MATCH (s:Session {countryoforigin:"CH"})
RETURN
s.countryoforigin AS countryoforigin,
apoc.temporal.format(s.sessionstarttime,"YYYY-\'W\'ww") as activity_week,
count(DISTINCT(s)) AS session_count
returns something like this.
╒═════════════════╤═══════════════╤═══════════════╕
│"countryoforigin"│"activity_week"│"session_count"│
╞═════════════════╪═══════════════╪═══════════════╡
│"CH" │"2020-W24" │xxxx12 │
├─────────────────┼───────────────┼───────────────┤
│"CH" │"2020-W18" │xxxx66 │
├─────────────────┼───────────────┼───────────────┤
│"CH" │"2020-W22" │xxxx29 │
├─────────────────┼───────────────┼───────────────┤
│"CH" │"2020-W23" │xxxx83 │
├─────────────────┼───────────────┼───────────────┤
I crossed out the real results in the session_count column.

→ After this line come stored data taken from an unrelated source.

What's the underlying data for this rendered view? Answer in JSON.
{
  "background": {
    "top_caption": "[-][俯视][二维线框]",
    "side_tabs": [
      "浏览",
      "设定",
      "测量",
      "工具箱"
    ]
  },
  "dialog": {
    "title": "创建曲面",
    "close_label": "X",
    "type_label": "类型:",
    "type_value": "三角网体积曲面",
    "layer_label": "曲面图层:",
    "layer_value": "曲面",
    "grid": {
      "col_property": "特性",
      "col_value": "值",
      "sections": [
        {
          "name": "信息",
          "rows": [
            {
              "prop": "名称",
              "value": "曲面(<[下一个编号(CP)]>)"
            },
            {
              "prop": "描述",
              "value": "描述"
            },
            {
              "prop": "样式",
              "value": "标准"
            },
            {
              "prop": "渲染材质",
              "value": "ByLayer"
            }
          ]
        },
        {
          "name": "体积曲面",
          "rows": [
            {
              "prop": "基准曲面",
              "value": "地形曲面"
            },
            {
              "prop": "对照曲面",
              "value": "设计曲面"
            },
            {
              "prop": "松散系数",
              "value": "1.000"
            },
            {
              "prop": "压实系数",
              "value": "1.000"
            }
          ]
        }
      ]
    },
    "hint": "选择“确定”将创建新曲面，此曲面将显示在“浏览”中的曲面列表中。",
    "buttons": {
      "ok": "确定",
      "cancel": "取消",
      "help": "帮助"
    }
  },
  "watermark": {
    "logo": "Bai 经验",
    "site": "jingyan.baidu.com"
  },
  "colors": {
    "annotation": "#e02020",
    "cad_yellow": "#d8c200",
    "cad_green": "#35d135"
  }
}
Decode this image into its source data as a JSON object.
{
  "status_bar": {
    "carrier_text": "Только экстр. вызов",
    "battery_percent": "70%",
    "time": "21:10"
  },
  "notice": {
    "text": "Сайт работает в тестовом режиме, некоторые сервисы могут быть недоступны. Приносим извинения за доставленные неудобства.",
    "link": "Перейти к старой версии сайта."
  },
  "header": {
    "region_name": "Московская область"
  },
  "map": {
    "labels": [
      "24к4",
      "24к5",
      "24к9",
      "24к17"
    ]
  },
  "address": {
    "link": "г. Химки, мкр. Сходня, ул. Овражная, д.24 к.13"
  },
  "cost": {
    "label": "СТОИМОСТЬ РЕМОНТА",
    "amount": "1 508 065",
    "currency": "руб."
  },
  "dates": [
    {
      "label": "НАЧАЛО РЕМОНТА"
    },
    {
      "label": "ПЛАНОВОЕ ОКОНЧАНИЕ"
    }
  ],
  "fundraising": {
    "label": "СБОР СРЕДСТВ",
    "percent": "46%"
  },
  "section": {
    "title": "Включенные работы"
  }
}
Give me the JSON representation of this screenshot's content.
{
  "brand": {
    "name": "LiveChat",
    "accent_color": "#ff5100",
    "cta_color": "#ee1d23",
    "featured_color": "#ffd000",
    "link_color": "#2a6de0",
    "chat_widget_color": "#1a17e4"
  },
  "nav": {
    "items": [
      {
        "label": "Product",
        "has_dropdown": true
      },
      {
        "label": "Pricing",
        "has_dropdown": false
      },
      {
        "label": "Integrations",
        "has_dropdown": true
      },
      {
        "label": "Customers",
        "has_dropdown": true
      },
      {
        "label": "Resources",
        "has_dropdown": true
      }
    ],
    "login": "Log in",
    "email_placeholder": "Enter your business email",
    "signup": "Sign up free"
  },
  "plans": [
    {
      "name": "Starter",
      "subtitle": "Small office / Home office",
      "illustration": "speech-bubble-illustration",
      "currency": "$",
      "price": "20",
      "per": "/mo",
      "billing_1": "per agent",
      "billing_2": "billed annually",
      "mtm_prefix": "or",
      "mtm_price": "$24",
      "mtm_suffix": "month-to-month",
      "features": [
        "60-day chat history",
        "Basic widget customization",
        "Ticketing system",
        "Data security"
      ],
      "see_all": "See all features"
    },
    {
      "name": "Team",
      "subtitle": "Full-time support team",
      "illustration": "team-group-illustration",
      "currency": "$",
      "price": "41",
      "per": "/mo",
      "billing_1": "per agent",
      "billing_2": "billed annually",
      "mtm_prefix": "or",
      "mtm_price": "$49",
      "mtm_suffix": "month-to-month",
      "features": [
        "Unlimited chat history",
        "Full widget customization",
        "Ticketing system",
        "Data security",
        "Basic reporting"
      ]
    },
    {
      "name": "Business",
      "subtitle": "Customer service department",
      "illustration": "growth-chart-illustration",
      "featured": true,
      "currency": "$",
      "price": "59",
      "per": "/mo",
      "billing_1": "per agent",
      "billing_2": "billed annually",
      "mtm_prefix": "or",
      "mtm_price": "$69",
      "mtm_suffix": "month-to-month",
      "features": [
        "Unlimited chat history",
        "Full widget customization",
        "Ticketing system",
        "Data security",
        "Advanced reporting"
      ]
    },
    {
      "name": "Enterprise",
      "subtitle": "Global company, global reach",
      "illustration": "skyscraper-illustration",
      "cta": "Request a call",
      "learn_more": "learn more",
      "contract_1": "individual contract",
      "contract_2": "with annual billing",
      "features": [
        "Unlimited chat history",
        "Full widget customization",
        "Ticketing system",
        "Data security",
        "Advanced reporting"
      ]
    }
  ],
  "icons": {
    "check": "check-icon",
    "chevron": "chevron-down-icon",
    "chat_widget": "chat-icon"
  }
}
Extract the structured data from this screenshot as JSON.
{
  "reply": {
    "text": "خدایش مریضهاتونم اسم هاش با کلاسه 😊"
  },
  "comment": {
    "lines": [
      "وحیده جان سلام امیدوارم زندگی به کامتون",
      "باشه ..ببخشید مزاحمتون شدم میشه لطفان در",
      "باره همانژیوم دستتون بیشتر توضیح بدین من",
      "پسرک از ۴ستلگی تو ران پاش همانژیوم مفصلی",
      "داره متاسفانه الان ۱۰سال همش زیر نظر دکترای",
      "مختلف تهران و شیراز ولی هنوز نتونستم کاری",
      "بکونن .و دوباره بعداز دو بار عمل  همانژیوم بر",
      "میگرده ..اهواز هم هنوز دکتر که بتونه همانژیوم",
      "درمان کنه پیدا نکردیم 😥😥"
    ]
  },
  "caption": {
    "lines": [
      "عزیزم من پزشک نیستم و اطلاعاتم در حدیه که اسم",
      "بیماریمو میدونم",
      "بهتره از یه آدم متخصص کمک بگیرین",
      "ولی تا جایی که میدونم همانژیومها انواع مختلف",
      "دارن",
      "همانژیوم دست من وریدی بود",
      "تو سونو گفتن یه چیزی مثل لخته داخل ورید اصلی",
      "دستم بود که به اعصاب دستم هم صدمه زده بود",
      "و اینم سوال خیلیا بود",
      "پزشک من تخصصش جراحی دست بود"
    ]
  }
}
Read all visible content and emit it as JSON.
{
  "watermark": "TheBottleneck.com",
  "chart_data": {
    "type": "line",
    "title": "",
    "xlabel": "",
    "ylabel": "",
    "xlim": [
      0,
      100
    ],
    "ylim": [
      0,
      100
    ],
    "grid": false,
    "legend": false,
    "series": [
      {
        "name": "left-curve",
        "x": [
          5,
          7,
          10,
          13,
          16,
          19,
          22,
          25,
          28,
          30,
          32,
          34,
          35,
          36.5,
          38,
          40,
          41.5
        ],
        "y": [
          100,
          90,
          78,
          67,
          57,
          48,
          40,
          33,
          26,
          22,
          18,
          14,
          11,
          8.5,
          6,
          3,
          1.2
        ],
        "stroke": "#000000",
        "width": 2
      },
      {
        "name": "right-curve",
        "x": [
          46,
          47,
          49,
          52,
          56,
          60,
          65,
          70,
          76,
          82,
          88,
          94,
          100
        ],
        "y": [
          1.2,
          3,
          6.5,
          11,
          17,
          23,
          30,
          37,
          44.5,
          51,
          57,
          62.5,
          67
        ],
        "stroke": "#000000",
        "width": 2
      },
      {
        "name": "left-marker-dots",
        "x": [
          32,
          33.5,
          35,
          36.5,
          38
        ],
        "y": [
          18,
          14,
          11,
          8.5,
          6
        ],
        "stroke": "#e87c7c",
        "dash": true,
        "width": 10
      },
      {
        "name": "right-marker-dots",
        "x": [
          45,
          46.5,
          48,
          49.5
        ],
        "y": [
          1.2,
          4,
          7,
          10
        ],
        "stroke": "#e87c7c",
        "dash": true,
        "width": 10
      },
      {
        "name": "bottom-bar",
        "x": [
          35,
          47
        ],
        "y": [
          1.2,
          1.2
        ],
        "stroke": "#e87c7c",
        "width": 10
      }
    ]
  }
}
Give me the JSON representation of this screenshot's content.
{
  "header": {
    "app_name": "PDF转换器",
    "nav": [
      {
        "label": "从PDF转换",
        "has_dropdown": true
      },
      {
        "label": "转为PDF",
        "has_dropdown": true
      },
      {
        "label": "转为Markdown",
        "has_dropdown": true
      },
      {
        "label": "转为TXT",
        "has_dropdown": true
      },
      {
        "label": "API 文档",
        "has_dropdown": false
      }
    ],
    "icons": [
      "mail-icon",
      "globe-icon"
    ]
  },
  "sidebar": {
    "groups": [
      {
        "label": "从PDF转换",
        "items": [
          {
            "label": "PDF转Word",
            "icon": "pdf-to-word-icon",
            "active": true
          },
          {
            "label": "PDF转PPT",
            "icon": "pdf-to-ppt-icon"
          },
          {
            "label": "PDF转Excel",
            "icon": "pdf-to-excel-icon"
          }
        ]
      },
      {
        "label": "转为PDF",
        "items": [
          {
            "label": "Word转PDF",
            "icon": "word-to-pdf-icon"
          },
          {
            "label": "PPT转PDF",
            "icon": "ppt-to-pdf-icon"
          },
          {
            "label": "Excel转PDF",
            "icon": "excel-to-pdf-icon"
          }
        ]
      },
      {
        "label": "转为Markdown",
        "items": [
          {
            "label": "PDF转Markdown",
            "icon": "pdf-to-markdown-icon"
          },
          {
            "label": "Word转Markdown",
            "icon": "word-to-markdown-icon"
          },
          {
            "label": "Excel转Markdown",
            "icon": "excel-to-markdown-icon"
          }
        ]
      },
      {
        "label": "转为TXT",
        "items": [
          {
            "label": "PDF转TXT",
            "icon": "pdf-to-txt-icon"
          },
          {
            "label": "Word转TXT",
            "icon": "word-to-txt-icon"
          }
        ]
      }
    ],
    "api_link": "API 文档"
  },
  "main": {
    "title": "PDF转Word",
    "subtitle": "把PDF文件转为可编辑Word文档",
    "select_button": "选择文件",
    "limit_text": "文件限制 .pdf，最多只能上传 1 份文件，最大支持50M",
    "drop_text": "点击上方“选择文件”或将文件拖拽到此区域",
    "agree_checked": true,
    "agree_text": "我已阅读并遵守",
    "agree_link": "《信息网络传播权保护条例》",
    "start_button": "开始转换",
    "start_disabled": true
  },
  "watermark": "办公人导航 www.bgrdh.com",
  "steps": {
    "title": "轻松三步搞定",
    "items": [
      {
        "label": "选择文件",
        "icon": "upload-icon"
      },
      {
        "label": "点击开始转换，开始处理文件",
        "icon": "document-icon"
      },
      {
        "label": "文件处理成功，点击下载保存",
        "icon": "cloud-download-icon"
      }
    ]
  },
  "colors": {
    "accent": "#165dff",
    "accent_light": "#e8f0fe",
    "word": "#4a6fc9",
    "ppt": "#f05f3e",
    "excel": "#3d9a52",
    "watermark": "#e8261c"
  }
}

My final goal is to make the calculation of the following query possible with let us say up to 1 billion session nodes.
// Weekly Active User Analysis
MATCH (u:User)-[:IS_IN_COHORT]-(c:CohortWeekly) WHERE c.cohort >= "2020-W01"
MATCH (c)-[:IS_IN_COHORT]-(u)-[g:GAVE_UB_CONSENT]-(d:Device)
WITH u,d,c,count(g) AS total
MATCH (u)-[:IS_IN_COHORT]-(c)
MATCH (c)-[:IS_IN_COHORT]-(u)-[g:GAVE_UB_CONSENT]-(d)
MATCH (u)-[:GAVE_UB_CONSENT]-(d)-[:IS_SESSION_OF_DEVICE]-(s:Session)
RETURN
s.countryoforigin AS countryoforigin,
c.cohort AS cohort_week,
c.total_user_count AS total_user_count,
total AS users_with_ub_consent,
apoc.temporal.format(s.sessionstarttime,"YYYY-'W'ww") as activity_week,
count(DISTINCT(u)) AS active_users,
(toFloat(count(DISTINCT(u.userid)))/total)*100 AS active_rate_percent,
count(s) AS session_count
ORDER BY
countryoforigin,
cohort_week,
activity_week
But since the simple query does not run well, I am without chance to make the larger query running and finishing.
I am basically wondering how to do queries where the aggregation seems too big to be fit into memory.